Le premier axe, c’est de poursuivre nos efforts de sécurisation du débat public et des élections en France. La collaboration avec Viginum est à cet égard décisive pour nous. Elle fait l’objet d’une convention signée en juillet, centrée sur la détection des risques de manipulations liées à des ingérences étrangères, et repose sur le principe du partage d’informations, nos compétences et expertises étant très complémentaires.

On doit aujourd’hui aller plus loin et l’Arcom se tient prête à travailler à un dispositif de réponse rapide plus structuré en période électorale, comme le prévoit le code de conduite européen, autour de trois objectifs : 1/faciliter les échanges d’informations entre autorités publiques, 2/mobiliser les médias (notamment les vérificateurs de faits), les chercheurs et la société civile et 3/mieux se coordonner avec les plateformes.

Le deuxième axe consiste à exploiter pleinement les rapports d’évaluation des risques des PF et les données qu’elles mettent à notre disposition. Cette masse considérable d’informations ne peut matériellement être analysée par les seules autorités administratives concernées.

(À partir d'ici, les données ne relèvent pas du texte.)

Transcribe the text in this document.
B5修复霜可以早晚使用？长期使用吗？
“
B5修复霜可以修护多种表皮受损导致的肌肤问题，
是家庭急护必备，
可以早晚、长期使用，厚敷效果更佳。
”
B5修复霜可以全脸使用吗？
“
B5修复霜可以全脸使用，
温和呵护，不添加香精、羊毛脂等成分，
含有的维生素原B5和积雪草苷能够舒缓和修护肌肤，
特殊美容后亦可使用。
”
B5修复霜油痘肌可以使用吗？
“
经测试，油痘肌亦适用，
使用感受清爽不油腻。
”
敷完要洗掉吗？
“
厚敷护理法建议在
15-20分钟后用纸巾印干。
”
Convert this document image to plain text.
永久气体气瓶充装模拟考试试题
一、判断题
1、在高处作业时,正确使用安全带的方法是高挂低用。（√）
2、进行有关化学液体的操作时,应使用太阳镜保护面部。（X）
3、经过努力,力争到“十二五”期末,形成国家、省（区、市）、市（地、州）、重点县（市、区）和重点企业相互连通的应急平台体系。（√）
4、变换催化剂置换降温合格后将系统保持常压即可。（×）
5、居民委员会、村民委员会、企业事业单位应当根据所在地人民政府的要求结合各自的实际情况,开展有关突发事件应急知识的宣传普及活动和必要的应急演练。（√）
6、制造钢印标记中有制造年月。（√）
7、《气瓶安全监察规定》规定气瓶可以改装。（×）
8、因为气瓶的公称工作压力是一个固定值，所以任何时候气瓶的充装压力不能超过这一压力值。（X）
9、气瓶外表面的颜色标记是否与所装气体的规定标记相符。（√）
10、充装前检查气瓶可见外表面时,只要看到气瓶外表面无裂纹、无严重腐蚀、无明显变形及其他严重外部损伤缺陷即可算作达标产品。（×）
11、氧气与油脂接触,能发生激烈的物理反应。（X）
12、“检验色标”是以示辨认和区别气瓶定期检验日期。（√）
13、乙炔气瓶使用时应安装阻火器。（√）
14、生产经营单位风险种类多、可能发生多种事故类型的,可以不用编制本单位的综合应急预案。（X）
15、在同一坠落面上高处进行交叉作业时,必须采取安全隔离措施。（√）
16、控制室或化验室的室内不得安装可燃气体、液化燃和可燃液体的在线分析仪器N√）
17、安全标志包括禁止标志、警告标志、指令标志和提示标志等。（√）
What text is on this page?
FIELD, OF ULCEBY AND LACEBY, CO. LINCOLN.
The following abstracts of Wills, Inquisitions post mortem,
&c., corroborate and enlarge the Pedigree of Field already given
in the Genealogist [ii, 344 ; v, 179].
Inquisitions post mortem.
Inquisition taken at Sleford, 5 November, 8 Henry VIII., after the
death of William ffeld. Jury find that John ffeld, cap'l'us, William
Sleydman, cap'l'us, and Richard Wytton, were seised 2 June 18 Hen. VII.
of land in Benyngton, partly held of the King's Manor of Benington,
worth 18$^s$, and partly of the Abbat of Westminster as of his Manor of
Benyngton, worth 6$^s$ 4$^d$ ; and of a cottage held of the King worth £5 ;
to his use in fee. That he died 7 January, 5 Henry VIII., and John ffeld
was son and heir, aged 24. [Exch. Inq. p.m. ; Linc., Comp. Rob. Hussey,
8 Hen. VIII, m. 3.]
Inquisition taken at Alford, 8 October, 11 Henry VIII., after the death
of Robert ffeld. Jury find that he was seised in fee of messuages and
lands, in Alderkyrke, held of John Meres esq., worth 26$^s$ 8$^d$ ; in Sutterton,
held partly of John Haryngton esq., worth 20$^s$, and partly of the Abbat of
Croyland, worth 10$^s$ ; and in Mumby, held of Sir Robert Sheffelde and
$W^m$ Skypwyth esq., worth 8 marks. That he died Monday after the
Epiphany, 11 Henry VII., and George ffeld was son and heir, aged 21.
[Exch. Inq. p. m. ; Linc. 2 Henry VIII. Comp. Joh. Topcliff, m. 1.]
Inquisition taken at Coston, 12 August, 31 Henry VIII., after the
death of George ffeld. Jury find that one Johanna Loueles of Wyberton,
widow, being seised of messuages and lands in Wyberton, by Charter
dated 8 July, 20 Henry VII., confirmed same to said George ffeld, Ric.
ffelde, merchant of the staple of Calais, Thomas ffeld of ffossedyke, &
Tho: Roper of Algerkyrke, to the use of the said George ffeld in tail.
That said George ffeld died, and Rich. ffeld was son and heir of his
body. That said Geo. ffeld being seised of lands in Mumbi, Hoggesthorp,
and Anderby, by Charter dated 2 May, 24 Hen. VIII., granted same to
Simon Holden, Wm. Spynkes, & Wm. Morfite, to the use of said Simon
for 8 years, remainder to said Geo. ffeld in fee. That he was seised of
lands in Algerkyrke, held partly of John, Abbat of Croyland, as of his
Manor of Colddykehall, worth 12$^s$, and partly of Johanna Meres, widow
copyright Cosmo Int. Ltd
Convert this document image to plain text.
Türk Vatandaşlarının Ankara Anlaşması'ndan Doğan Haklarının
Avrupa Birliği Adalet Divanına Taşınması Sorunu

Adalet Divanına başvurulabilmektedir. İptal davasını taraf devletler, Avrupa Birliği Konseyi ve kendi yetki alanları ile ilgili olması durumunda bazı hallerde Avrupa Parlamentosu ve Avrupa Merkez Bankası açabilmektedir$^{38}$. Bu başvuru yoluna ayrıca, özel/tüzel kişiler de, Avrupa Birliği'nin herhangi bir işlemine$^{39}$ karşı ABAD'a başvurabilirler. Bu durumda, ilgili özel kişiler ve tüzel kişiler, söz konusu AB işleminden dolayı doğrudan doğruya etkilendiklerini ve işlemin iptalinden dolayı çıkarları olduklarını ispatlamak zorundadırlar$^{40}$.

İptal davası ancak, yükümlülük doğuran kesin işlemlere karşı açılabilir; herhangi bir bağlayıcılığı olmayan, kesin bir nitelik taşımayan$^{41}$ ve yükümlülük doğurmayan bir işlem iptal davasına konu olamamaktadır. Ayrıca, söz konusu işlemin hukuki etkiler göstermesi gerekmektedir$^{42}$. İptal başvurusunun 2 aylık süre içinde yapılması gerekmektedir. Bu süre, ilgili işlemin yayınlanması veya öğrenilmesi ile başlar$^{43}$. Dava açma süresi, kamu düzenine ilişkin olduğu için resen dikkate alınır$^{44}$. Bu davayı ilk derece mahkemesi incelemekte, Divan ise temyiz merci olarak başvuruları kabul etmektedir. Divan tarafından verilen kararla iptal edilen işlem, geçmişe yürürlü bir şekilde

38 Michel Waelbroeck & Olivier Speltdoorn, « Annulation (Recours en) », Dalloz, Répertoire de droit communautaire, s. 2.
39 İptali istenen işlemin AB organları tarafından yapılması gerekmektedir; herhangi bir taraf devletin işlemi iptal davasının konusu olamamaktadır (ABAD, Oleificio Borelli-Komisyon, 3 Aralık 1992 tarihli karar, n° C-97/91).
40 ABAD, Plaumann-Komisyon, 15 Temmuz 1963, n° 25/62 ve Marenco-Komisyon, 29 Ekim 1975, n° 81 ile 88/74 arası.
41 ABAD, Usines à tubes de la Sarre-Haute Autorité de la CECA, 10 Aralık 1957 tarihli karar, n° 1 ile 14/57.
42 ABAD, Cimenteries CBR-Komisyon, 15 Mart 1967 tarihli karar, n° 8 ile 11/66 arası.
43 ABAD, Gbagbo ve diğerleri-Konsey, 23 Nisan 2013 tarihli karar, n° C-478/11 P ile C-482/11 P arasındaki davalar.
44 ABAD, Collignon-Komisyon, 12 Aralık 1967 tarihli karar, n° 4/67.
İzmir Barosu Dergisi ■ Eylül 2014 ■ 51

Nous devons en particulier mobiliser le monde de la recherche et la société civile, qui disposent de moyens humains et d’une expertise, indispensables. Il faut parvenir à mieux les sensibiliser, et sans doute aussi les soutenir, pourquoi pas en faisant appel à des fondations privées qui seraient susceptibles de les financer.

D’une manière générale, nous devons amplifier l’effort de pédagogie auprès de la société civile, de nos citoyens et de leurs élus pour qu’ils s’approprient le potentiel du RSN. C’est certainement un des enjeux de la citoyenneté numérique.

Le dernier axe, au cœur de la mission de l’Arcom, c’est de renforcer l’économie des médias producteurs d’information professionnelle. Car lutter contre la désinformation, c’est bien et c’est nécessaire. Mais produire une information de qualité, indépendante et fiable, l’est tout autant. C’est un des objectifs du règlement européen sur la liberté des médias adopté le 11 avril 2024 (EMFA) qui entrera en vigueur en août, et des travaux passionnants des Etats généraux de l’information qui ont abouti à de nombreuses propositions utiles.

Ces travaux devraient – je l’espère- trouver une traduction législative dans les prochains mois, afin de renforcer l’indépendance des rédactions, la transparence du capital des médias et le contrôle des concentrations, donc la crédibilité et le pluralisme de l’information, mais aussi son modèle économique.

Ainsi, entre le RSN, l’EMFA et les EGI, c’est une approche d’ensemble qui se met en place pour consolider la production d’information professionnelle en Europe et contribuer à notre souveraineté (en complément des mesures défensives contre ingérences). L’Arcom compte y assumer toute sa part avec ses partenaires.

Je vais maintenant laisser la place à la table ronde passionnante que Benoît Loutrel, membre du collège de l’Arcom et du conseil scientifique de Viginum, à la charge de modérer. Je vous remercie.